Here's another factual error: Data science is from the 1960s, and was used first in a paper published by Peter Naur in 1974: https://en.wikipedia.org/wiki/Data_science
Data science is actually statistics, which goes quite a bit further than the 1960s. In fact, today's data scientists love to quote Box and Fischer.

Data science and data mining are victories of marketing over common sense.

Sorry, I meant that in the sense of the origin of the term. But yes, DS is mostly just another word for statistics. About as pointless as the term AI has become.
And there's more where he's plain wrong, like Aluminium.
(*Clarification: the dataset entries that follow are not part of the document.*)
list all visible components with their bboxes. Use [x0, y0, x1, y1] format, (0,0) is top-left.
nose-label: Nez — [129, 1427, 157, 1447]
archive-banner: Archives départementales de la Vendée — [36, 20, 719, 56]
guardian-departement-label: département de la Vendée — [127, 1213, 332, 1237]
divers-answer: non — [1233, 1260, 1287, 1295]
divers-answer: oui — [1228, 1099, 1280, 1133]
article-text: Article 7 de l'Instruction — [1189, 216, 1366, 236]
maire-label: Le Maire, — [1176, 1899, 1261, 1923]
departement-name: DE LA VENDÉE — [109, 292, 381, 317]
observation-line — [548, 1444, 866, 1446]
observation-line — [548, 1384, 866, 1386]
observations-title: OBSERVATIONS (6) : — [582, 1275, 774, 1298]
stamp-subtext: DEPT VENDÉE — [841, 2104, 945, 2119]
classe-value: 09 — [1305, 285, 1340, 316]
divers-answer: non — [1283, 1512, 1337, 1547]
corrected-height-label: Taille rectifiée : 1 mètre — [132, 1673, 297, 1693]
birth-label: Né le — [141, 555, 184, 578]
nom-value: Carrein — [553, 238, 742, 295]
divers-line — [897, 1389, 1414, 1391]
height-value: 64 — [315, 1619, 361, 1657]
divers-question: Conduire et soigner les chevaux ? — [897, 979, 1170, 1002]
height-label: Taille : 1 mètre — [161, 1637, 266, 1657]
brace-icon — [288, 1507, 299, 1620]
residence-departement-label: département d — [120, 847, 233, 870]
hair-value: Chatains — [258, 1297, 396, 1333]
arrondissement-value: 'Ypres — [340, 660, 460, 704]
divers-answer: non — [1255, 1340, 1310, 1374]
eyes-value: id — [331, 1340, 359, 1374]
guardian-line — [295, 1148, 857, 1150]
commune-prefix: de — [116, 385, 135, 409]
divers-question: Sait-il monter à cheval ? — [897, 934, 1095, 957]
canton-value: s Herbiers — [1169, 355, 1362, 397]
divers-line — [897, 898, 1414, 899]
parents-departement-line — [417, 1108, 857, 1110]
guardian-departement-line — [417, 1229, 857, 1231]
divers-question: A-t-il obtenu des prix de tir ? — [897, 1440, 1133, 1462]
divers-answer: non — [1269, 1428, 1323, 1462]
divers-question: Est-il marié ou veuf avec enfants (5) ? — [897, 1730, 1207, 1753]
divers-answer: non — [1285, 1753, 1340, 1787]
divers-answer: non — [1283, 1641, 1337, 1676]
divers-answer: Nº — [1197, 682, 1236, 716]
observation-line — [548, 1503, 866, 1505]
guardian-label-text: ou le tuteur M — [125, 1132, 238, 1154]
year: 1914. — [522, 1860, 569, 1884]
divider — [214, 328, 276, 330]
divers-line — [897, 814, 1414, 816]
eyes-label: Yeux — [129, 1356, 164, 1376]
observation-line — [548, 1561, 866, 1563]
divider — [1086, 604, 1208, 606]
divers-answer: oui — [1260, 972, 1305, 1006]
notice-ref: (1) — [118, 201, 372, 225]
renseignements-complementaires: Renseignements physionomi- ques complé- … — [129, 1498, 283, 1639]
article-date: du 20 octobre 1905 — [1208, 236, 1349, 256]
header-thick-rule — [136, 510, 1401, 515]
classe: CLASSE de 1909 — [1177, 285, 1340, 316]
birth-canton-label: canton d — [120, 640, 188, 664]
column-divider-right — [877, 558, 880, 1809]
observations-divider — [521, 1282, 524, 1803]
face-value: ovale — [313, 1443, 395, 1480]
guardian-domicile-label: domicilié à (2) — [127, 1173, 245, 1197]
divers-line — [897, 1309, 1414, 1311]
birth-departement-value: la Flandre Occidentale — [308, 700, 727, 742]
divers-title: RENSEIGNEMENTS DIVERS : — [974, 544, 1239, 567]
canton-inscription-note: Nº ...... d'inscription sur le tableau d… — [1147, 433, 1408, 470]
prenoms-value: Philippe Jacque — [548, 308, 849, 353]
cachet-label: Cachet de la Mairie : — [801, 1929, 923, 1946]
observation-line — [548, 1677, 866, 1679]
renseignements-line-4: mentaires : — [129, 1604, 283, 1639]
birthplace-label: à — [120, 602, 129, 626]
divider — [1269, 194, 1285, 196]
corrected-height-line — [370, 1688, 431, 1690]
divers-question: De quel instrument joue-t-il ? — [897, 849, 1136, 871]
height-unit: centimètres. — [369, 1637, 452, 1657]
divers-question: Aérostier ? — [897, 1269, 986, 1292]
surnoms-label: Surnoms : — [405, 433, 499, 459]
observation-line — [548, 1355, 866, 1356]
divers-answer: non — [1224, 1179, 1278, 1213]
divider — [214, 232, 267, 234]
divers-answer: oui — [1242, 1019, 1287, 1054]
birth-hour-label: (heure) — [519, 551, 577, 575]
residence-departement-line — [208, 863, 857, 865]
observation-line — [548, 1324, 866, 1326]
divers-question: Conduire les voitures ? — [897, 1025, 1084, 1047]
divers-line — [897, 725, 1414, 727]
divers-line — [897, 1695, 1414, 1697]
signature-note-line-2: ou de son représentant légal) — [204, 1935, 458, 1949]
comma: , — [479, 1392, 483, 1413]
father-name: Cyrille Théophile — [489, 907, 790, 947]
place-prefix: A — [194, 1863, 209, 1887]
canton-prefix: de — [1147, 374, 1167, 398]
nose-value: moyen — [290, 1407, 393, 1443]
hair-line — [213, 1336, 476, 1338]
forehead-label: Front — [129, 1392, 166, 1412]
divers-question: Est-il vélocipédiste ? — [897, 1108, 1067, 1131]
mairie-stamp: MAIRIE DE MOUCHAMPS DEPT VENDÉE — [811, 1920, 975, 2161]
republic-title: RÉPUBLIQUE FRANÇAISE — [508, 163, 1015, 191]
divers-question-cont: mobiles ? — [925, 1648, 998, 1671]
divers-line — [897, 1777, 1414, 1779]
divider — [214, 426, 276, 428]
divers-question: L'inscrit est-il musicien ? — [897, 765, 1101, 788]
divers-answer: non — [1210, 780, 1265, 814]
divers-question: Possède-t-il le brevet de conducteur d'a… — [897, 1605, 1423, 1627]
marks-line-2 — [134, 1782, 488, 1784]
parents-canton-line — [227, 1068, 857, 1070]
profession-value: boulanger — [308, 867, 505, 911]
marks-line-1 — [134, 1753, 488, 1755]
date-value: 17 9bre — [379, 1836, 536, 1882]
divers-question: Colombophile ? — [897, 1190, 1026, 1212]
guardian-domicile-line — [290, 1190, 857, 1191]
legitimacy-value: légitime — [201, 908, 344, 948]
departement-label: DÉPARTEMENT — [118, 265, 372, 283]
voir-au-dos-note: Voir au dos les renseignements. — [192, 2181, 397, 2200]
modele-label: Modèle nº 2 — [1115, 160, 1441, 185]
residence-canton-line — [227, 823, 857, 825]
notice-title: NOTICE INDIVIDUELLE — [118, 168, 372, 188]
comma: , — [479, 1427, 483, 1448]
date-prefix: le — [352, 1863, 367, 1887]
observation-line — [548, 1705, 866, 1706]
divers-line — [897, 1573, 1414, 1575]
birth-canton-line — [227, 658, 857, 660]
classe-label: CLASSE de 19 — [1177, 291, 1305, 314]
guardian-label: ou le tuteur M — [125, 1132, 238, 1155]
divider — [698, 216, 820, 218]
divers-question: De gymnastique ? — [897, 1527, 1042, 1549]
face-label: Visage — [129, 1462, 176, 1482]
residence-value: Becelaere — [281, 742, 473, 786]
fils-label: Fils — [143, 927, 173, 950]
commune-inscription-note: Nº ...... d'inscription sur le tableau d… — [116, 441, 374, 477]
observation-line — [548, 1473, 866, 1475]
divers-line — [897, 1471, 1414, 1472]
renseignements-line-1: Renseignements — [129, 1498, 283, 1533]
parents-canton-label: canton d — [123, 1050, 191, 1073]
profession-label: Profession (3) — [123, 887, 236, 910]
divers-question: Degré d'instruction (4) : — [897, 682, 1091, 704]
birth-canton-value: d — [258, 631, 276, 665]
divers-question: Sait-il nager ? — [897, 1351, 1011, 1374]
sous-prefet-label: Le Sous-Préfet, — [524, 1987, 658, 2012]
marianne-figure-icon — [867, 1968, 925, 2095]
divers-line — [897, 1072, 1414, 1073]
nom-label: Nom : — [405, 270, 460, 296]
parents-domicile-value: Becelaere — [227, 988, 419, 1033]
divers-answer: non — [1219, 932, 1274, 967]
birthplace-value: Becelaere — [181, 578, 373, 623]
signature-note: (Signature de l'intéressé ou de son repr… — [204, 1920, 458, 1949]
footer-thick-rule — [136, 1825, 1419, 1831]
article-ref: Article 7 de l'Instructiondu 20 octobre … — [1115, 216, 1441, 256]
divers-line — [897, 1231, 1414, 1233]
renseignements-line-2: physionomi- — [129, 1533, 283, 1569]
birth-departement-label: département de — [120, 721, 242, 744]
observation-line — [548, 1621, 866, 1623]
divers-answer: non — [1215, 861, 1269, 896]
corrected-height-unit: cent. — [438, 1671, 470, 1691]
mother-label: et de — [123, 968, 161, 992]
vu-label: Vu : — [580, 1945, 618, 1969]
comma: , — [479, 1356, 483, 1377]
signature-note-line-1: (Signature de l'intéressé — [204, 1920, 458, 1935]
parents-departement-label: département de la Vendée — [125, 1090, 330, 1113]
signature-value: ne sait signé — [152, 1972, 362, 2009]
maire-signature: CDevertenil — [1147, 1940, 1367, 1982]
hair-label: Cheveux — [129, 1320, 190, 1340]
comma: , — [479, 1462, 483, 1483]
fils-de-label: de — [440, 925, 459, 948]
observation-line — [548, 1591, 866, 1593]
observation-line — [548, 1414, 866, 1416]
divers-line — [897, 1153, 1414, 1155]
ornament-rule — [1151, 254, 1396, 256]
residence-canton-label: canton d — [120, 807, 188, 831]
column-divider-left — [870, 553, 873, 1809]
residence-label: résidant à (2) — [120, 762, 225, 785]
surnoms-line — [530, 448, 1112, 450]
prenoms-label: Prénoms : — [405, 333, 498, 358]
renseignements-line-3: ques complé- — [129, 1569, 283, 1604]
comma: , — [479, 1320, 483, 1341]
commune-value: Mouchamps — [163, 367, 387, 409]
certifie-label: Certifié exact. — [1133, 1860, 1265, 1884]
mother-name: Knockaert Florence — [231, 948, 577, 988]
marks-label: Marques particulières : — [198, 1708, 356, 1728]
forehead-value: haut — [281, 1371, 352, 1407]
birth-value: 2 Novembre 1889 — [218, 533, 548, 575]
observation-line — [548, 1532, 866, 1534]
Despite all that a great antidote to the overhype that I see most days.

I did notice that one, but aluminum is kind of a complex topic (https://en.wikipedia.org/wiki/Aluminium#Synthesis_of_metal): the early cost was both the chemical processing and the low ore content, and one could charitably read him as referring to discovering bauxite and the electrolysis method, and then he's certainly right about the cost of electricity coming down drastically and making aluminum even cheaper. So not clearly wrong IMO, given that it's an extemporaneous interview.